Feckless and stupid people may have died on scaffolds in British history, but there were real monsters among the hanged, and one of these was certainly George Joseph Smith, the ‘Brides in the Bath’ murderer. Smith was born in Bethnal Green in 1872, and was a criminal from his youth, being in the reform school for stealing when he was only nine. Later, as a teenager, he did six months’ hard labour for stealing a bicycle. He was then in the army until 1896, and then he began a double life, with the use of aliases and a horrible need to ingratiate and rob all the women he could – choosing easy prey of course. But matters escalated when his violence came through.

When he met Beatrice Munday he had two wives already - instances of bigamy. When Beatrice made a will leaving everything to him, she was found dead in her bath. Smith had discovered a modus operandi that would make him rich and keep him free for more wives. He wed Margaret Lofty in Bath (a terrible irony) and then in London, after the insurance policy, she was found dead in her bath. The father of one of his former women saw the story and told the law. Soon Smith was tracked down and charged. In court, the jury took very little time to find him guilty. He was to be another client for the Rochdale hangman.

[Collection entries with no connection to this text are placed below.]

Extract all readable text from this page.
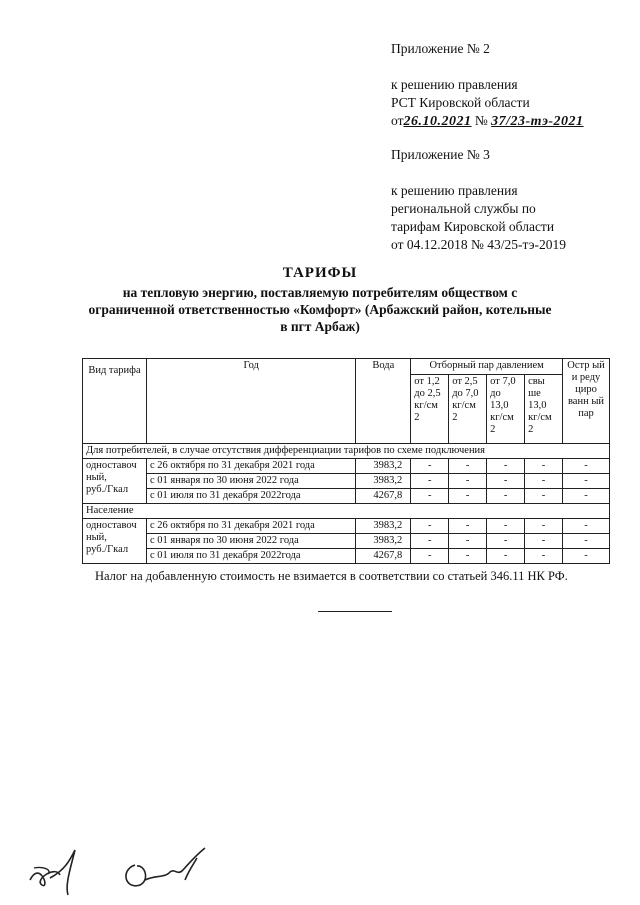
Приложение № 2
к решению правления
РСТ Кировской области
от26.10.2021 № 37/23-тэ-2021
Приложение № 3
к решению правления
региональной службы по
тарифам Кировской области
от 04.12.2018 № 43/25-тэ-2019
ТАРИФЫ
на тепловую энергию, поставляемую потребителям обществом с
ограниченной ответственностью «Комфорт» (Арбажский район, котельные
в пгт Арбаж)
Вид тарифа	Год	Вода	Отборный пар давлением				Остр ый и реду циро ванн ый пар
			от 1,2 до 2,5 кг/см 2	от 2,5 до 7,0 кг/см 2	от 7,0 до 13,0 кг/см 2	свы ше 13,0 кг/см 2	
Для потребителей, в случае отсутствия дифференциации тарифов по схеме подключения							

одноставоч
ный,
руб./Гкал	с 26 октября по 31 декабря 2021 года	3983,2	-	-	-	-	-
	с 01 января по 30 июня 2022 года	3983,2	-	-	-	-	-
	с 01 июля по 31 декабря 2022года	4267,8	-	-	-	-	-
Население							

одноставоч
ный,
руб./Гкал	с 26 октября по 31 декабря 2021 года	3983,2	-	-	-	-	-
	с 01 января по 30 июня 2022 года	3983,2	-	-	-	-	-
	с 01 июля по 31 декабря 2022года	4267,8	-	-	-	-	-
Налог на добавленную стоимость не взимается в соответствии со статьей 346.11 НК РФ.
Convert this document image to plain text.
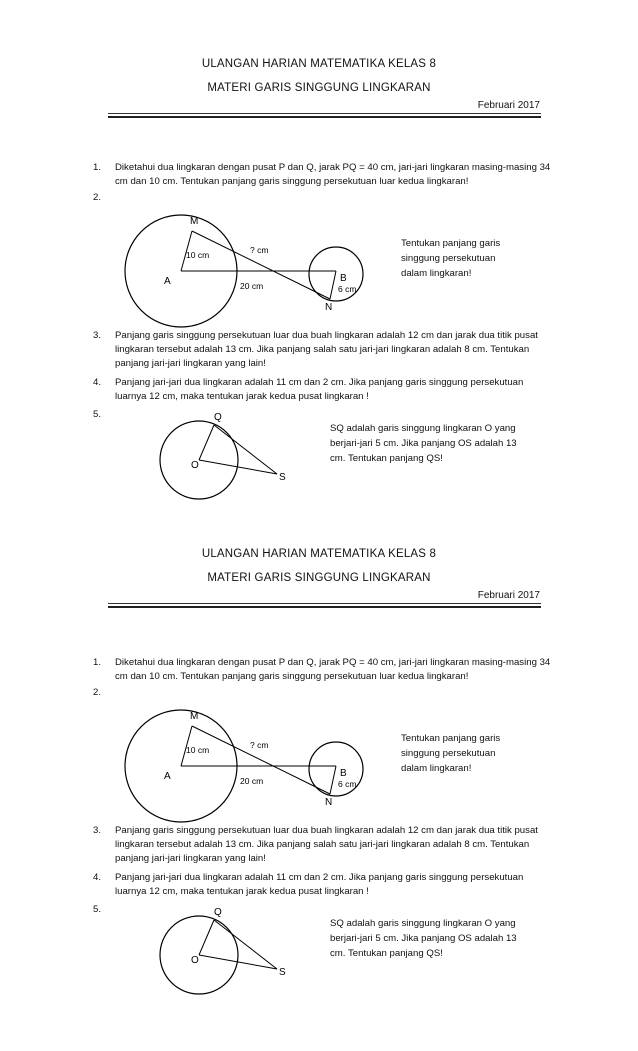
ULANGAN HARIAN MATEMATIKA KELAS 8
MATERI GARIS SINGGUNG LINGKARAN
Februari 2017
1. Diketahui dua lingkaran dengan pusat P dan Q, jarak PQ = 40 cm, jari-jari lingkaran masing-masing 34 cm dan 10 cm. Tentukan panjang garis singgung persekutuan luar kedua lingkaran!
2.
M
A	B
N
10 cm	? cm
20 cm	6 cm
Tentukan panjang garis singgung persekutuan dalam lingkaran!
3. Panjang garis singgung persekutuan luar dua buah lingkaran adalah 12 cm dan jarak dua titik pusat lingkaran tersebut adalah 13 cm. Jika panjang salah satu jari-jari lingkaran adalah 8 cm. Tentukan panjang jari-jari lingkaran yang lain!
4. Panjang jari-jari dua lingkaran adalah 11 cm dan 2 cm. Jika panjang garis singgung persekutuan luarnya 12 cm, maka tentukan jarak kedua pusat lingkaran !
5.	Q
O
S
SQ adalah garis singgung lingkaran O yang berjari-jari 5 cm. Jika panjang OS adalah 13 cm. Tentukan panjang QS!
ULANGAN HARIAN MATEMATIKA KELAS 8
MATERI GARIS SINGGUNG LINGKARAN
Februari 2017
1. Diketahui dua lingkaran dengan pusat P dan Q, jarak PQ = 40 cm, jari-jari lingkaran masing-masing 34 cm dan 10 cm. Tentukan panjang garis singgung persekutuan luar kedua lingkaran!
2.
M
A	B
N
10 cm	? cm
20 cm	6 cm
Tentukan panjang garis singgung persekutuan dalam lingkaran!
3. Panjang garis singgung persekutuan luar dua buah lingkaran adalah 12 cm dan jarak dua titik pusat lingkaran tersebut adalah 13 cm. Jika panjang salah satu jari-jari lingkaran adalah 8 cm. Tentukan panjang jari-jari lingkaran yang lain!
4. Panjang jari-jari dua lingkaran adalah 11 cm dan 2 cm. Jika panjang garis singgung persekutuan luarnya 12 cm, maka tentukan jarak kedua pusat lingkaran !
5.	Q
O
S
SQ adalah garis singgung lingkaran O yang berjari-jari 5 cm. Jika panjang OS adalah 13 cm. Tentukan panjang QS!
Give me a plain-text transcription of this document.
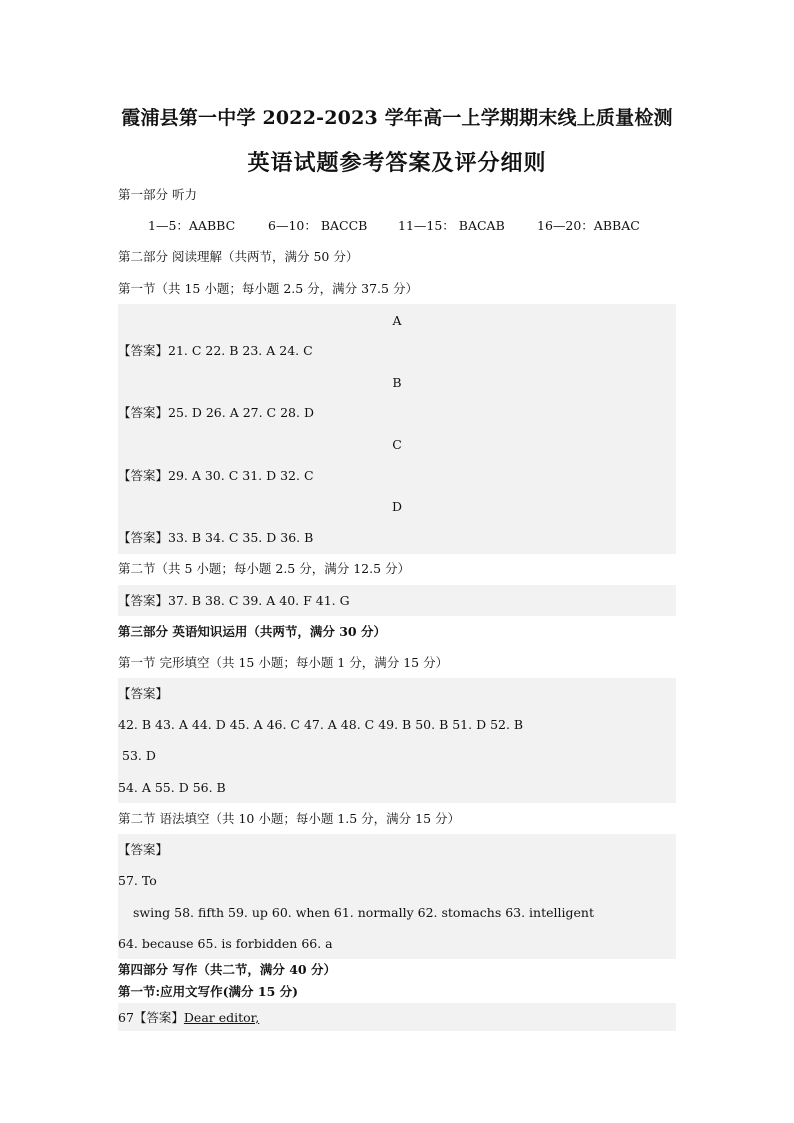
霞浦县第一中学 2022-2023 学年高一上学期期末线上质量检测
英语试题参考答案及评分细则
第一部分 听力
1—5：AABBC	6—10： BACCB 11—15： BACAB	16—20：ABBAC
第二部分 阅读理解（共两节，满分 50 分）
第一节（共 15 小题；每小题 2.5 分，满分 37.5 分）
A
【答案】21. C 22. B 23. A 24. C
B
【答案】25. D 26. A 27. C 28. D
C
【答案】29. A 30. C 31. D 32. C
D
【答案】33. B 34. C 35. D 36. B
第二节（共 5 小题；每小题 2.5 分，满分 12.5 分）
【答案】37. B 38. C 39. A 40. F 41. G
第三部分 英语知识运用（共两节，满分 30 分）
第一节 完形填空（共 15 小题；每小题 1 分，满分 15 分）
【答案】
42. B 43. A 44. D 45. A 46. C 47. A 48. C 49. B 50. B 51. D 52. B
53. D
54. A 55. D 56. B
第二节 语法填空（共 10 小题；每小题 1.5 分，满分 15 分）
【答案】
57. To
swing 58. fifth 59. up 60. when 61. normally 62. stomachs 63. intelligent
64. because 65. is forbidden 66. a
第四部分 写作（共二节，满分 40 分）
第一节:应用文写作(满分 15 分)
67【答案】Dear editor,
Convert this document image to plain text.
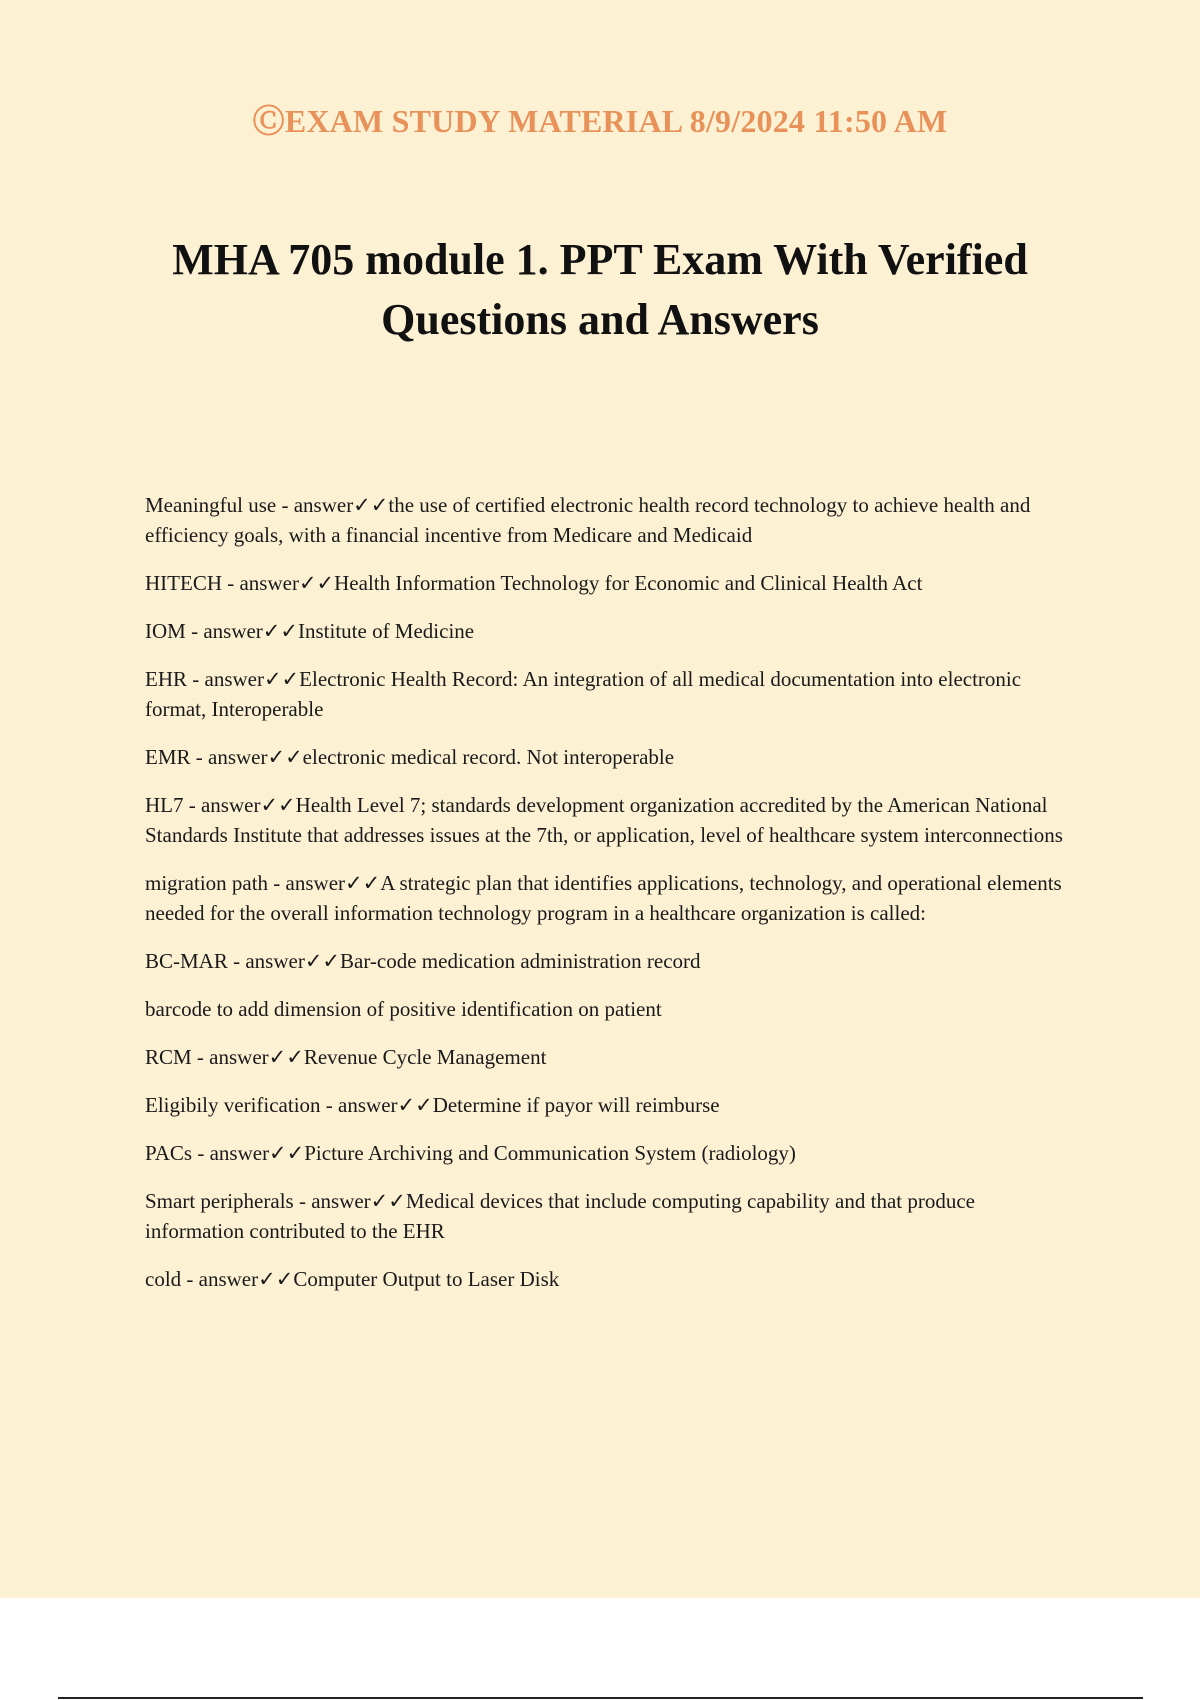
ⒸEXAM STUDY MATERIAL 8/9/2024 11:50 AM
MHA 705 module 1. PPT Exam With Verified Questions and Answers
Meaningful use - answer✓✓the use of certified electronic health record technology to achieve health and efficiency goals, with a financial incentive from Medicare and Medicaid
HITECH - answer✓✓Health Information Technology for Economic and Clinical Health Act
IOM - answer✓✓Institute of Medicine
EHR - answer✓✓Electronic Health Record: An integration of all medical documentation into electronic format, Interoperable
EMR - answer✓✓electronic medical record. Not interoperable
HL7 - answer✓✓Health Level 7; standards development organization accredited by the American National Standards Institute that addresses issues at the 7th, or application, level of healthcare system interconnections
migration path - answer✓✓A strategic plan that identifies applications, technology, and operational elements needed for the overall information technology program in a healthcare organization is called:
BC-MAR - answer✓✓Bar-code medication administration record
barcode to add dimension of positive identification on patient
RCM - answer✓✓Revenue Cycle Management
Eligibily verification - answer✓✓Determine if payor will reimburse
PACs - answer✓✓Picture Archiving and Communication System (radiology)
Smart peripherals - answer✓✓Medical devices that include computing capability and that produce information contributed to the EHR
cold - answer✓✓Computer Output to Laser Disk
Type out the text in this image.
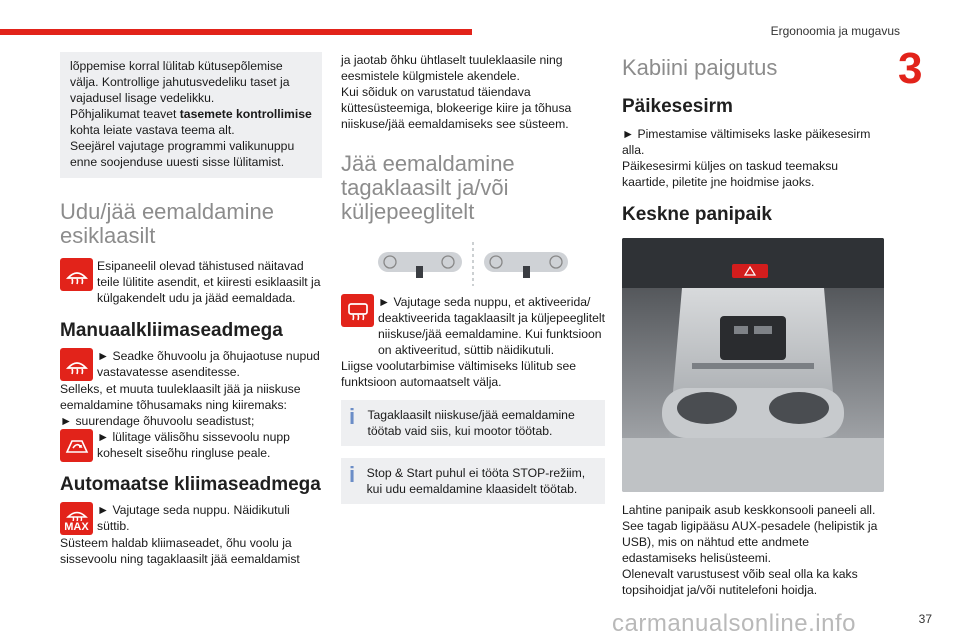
Ergonoomia ja mugavus
3

lõppemise korral lülitab kütusepõlemise välja. Kontrollige jahutusvedeliku taset ja vajadusel lisage vedelikku.

Põhjalikumat teavet tasemete kontrollimise kohta leiate vastava teema alt.

Seejärel vajutage programmi valikunuppu enne soojenduse uuesti sisse lülitamist.

Udu/jää eemaldamine esiklaasilt

Esipaneelil olevad tähistused näitavad teile lülitite asendit, et kiiresti esiklaasilt ja külgakendelt udu ja jääd eemaldada.

Manuaalkliimaseadmega

► Seadke õhuvoolu ja õhujaotuse nupud vastavatesse asenditesse.

Selleks, et muuta tuuleklaasilt jää ja niiskuse eemaldamine tõhusamaks ning kiiremaks:

► suurendage õhuvoolu seadistust;

► lülitage välisõhu sissevoolu nupp koheselt siseõhu ringluse peale.

Automaatse kliimaseadmega
MAX

► Vajutage seda nuppu. Näidikutuli süttib.

Süsteem haldab kliimaseadet, õhu voolu ja sissevoolu ning tagaklaasilt jää eemaldamist

ja jaotab õhku ühtlaselt tuuleklaasile ning eesmistele külgmistele akendele.
Kui sõiduk on varustatud täiendava küttesüsteemiga, blokeerige kiire ja tõhusa niiskuse/jää eemaldamiseks see süsteem.

Jää eemaldamine tagaklaasilt ja/või küljepeeglitelt

► Vajutage seda nuppu, et aktiveerida/ deaktiveerida tagaklaasilt ja küljepeeglitelt niiskuse/jää eemaldamine. Kui funktsioon on aktiveeritud, süttib näidikutuli.

Liigse voolutarbimise vältimiseks lülitub see funktsioon automaatselt välja.

i	Tagaklaasilt niiskuse/jää eemaldamine töötab vaid siis, kui mootor töötab.

i Stop & Start puhul ei tööta STOP-režiim, kui udu eemaldamine klaasidelt töötab.

Kabiini paigutus
Päikesesirm

► Pimestamise vältimiseks laske päikesesirm alla.

Päikesesirmi küljes on taskud teemaksu kaartide, piletite jne hoidmise jaoks.

Keskne panipaik

Lahtine panipaik asub keskkonsooli paneeli all.

See tagab ligipääsu AUX-pesadele (helipistik ja USB), mis on nähtud ette andmete edastamiseks helisüsteemi.

Olenevalt varustusest võib seal olla ka kaks topsihoidjat ja/või nutitelefoni hoidja.

37
carmanualsonline.info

Front page of a booklet. Anonymous, 1935

Ellis and his new assistant, Edward Taylor, watched Smith as he walked in the yard beneath them, considering his height and weight. Ellis noted that this formerly dashing and healthy man of forty-three looked aged and pale. A drop of six feet eight was arranged. Smith made no confession of murder; he allowed no visitors and seemed controlled, but on the fatal morning he began to fall apart emotionally. The chaplain brought the condemned man out of his cell too early and he was shoved back inside. When eight o’clock approached, he was taken into the charge of the warders and they marched to the scaffold. When Smith saw Ellis he yelled, ‘I’m innocent of this crime!’ Then, even while the cap was put over his head, he said again, ‘I am innocent.’ Ellis had no problems ‘turning off that monster.

Ellis’s decline and death were indeed very sad. The mental stress and depression that attends on hangmen was seizing him. Around the late 1920s, as the economic depression hit home as well, Ellis felt even more strain. He tried to kill himself in 1924 by shooting himself in the face; but he survived, and of course he had committed a serious crime. His wife found him and rushed him to Rochdale Infirmary. At trial, the magistrates advised him to give up the drink. He was lucky to be merely bound over. Some money was earned by seeing his memoirs into the press: the Thomson group in Scotland paid him for writing Revelations of My Life.

But on 20 September 1932, he was drunk and ready to die; he had a razor and was violent towards his family, and he cut himself, dying in his own kitchen.

He had hanged women and teenagers as well as hardened villains and psychopaths. This had all given his constitution enormous strain. The Rochdale hangman was, in spite of all this, a true professional in the kind of work that very few have done well down the centuries. His wife, at the inquest, said that for the last two years, Ellis had suffered from ‘neuritis, heart trouble and nerves’ – this comes as no surprise when it is recalled just how many hangings he did and in what circumstances. The coroner said, ‘I am quite of the opinion that he did this rash act in a sudden frenzy of madness.’